Published online by Cambridge University Press: 17 June 2025
Sanctions undermine the liberal order that they are intended to protect. By challenging the principle of innocent until proven guilty, the Political West erodes its moral standing not only in target countries but across the Global South. Undermining the property and legal rights of individuals and states damages not only economic interdependence but also the very idea of deeply interconnected economies. The trend towards deglobalisation accelerates as states seek to insulate their economies and make them more resilient by short-ening supply chains, increasing localisation and import substitution. The geopolitical effects are also severe. Sanctions on Japan precipitated the attack on Pearl Harbour in December 1941. Unilateral coercive measures, as sanctions are better called, act as a form of ersatz war, entrenching the growing hostility between Russia and the West, a process that was later repeated vis-à-vis China. In his study of peasant rebellions in Southeast Asia, James C. Scott examined the moral economy of economic activity and relationships. The term is applied here to highlight the morally contentious ground on which sanctions are applied today.

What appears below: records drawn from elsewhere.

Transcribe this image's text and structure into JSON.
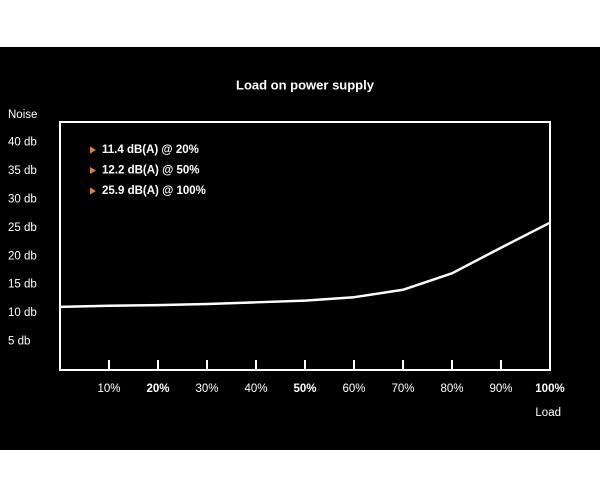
{
  "chart_data": {
    "type": "line",
    "title": "Load on power supply",
    "y_label": "Noise",
    "x_label": "Load",
    "annotations": [
      "11.4 dB(A) @ 20%",
      "12.2 dB(A) @ 50%",
      "25.9 dB(A) @ 100%"
    ],
    "annotation_marker_color": "#e8822a",
    "x": [
      0,
      10,
      20,
      30,
      40,
      50,
      60,
      70,
      80,
      90,
      100
    ],
    "series": [
      {
        "color": "#ffffff",
        "values": [
          11.1,
          11.3,
          11.4,
          11.6,
          11.9,
          12.2,
          12.8,
          14.1,
          17.0,
          21.5,
          25.9
        ]
      }
    ],
    "xlim": [
      0,
      100
    ],
    "ylim": [
      0,
      43.6
    ],
    "xticks": [
      {
        "value": 10,
        "label": "10%"
      },
      {
        "value": 20,
        "label": "20%"
      },
      {
        "value": 30,
        "label": "30%"
      },
      {
        "value": 40,
        "label": "40%"
      },
      {
        "value": 50,
        "label": "50%"
      },
      {
        "value": 60,
        "label": "60%"
      },
      {
        "value": 70,
        "label": "70%"
      },
      {
        "value": 80,
        "label": "80%"
      },
      {
        "value": 90,
        "label": "90%"
      },
      {
        "value": 100,
        "label": "100%"
      }
    ],
    "xtick_bold": [
      false,
      true,
      false,
      false,
      true,
      false,
      false,
      false,
      false,
      true
    ],
    "yticks": [
      {
        "value": 5,
        "label": "5 db"
      },
      {
        "value": 10,
        "label": "10 db"
      },
      {
        "value": 15,
        "label": "15 db"
      },
      {
        "value": 20,
        "label": "20 db"
      },
      {
        "value": 25,
        "label": "25 db"
      },
      {
        "value": 30,
        "label": "30 db"
      },
      {
        "value": 35,
        "label": "35 db"
      },
      {
        "value": 40,
        "label": "40 db"
      }
    ]
  }
}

Without procedural justice and impartiality, not only the legitimacy of the sanctions but that of the sanctioning states themselves is questioned. No less important, sanctions contribute to the overall deterioration in the geopolitical environment, indefinitely locking states into patterns of hostility.
Sanctions from Hell
The modern era of sanctions was launched by Congress's adoption of the Magnitsky sanctions in December 2012, followed by Obama's expulsion of diplomats in 2016. Putin's ‘cronies’ became an easy although dangerously unspecific target, along with assorted oligarchs and genuine criminals. In July 2017, Congress adopted the landmark legislation, ‘Countering America's Adversaries through Sanctions Act’ (CAATSA). The CAATSA sanctions limited the president's ability to ease or lift earlier ones. Obama's sanctions had been introduced by executive order, but they were now codified in statute and therefore cannot be rescinded by presidential decree. The target was no longer alleged Russian crimes but the Russian corporate economy as a whole. This came on top of the cessation of most military-to-military contacts in the wake of the 2014 Ukraine crisis with the exception of ‘deconfliction’ procedures in Syria. A reluctant Trump had no choice but to sign the measure.